2つの空の椅子を用意します。Aの椅子に「彼と一緒に夢を追いたい自分」を座らせ、Bの椅子に向かって存分に、なぜ、どうして、まだ彼と一緒に夢を追いたいのか、その素晴らしさを熱く語る。そして「なのに何であなたは、そういう私に〝早く別れた方がいいよ〞なんて言ってブレーキをかけるのよ?!」と詰問する。そう詰問したら、今度はAの椅子からBの椅子に移り「だって、彼もう2年もどうにもならないでしょ。才能なんてないんじゃないの?いつまでも子どもっぽい夢を一緒に追いかけるなんて言ってるあなたも子どもだよね。さっさと別れて、別の彼氏を見つけた方が幸せになれるんじゃないの?!」とBの椅子に座った「早く別れた方がいいと思っている自分」からAの椅子に座った「彼と一緒に夢を追
いたい自分」に言い返します。座る椅子を変えながら、これを5、6回やってみます。
私の研究所で行う時は、私が「ファシリテーター」( 促進者)となって見守り、AとBの椅子に座って「自分」がごちゃごちゃにならないよう指示しますが、あなたのようにはっきりしている「2人の自分」の時は、自分の部屋など、人に邪魔されない環境なら1人でもできます。

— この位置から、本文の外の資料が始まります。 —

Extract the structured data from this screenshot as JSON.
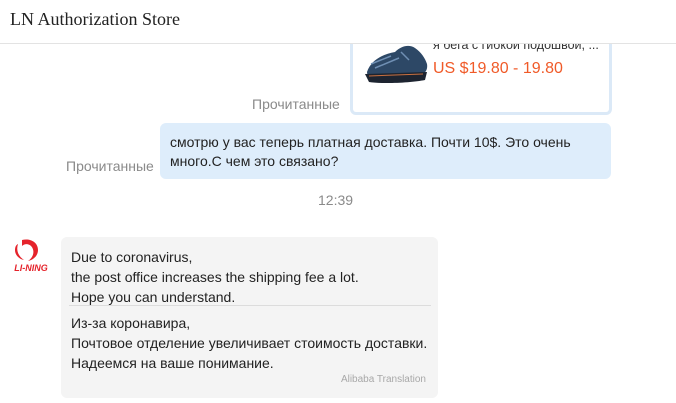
{
  "header": {
    "title": "LN Authorization Store"
  },
  "product": {
    "title": "я бега с гибкой подошвой, ...",
    "price": "US $19.80 - 19.80",
    "colors": {
      "price": "#f05a28",
      "card_border": "#dbe9f7"
    }
  },
  "status": {
    "read_label": "Прочитанные"
  },
  "outgoing": {
    "line1": "смотрю у вас теперь платная доставка. Почти 10$. Это очень",
    "line2": "много.С чем это связано?",
    "bubble_color": "#deedfb"
  },
  "timestamp": "12:39",
  "incoming": {
    "avatar_logo": "LI-NING",
    "en_lines": [
      "Due to coronavirus,",
      "the post office increases the shipping fee a lot.",
      "Hope you can understand."
    ],
    "ru_lines": [
      "Из-за коронавира,",
      "Почтовое отделение увеличивает стоимость доставки.",
      "Надеемся на ваше понимание."
    ],
    "translation_label": "Alibaba Translation",
    "bubble_color": "#f4f4f4"
  }
}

普段は心の中でやっていることをしっかり声に出し、言葉で2人の自分を主張してみることで、「本音は何か」が面白いようにはっきり見えてくるはずです。あなたの場合はたぶん、Bの「早く別れた方がいいと思っている自分」の椅子に座った時に語気が強くなるかもしれませんね。
まだ2人の自分が拮抗しているようなら、決定はもう少し先に延ばした方がいいでしょう。皆さんも何か迷った時には試してみてください。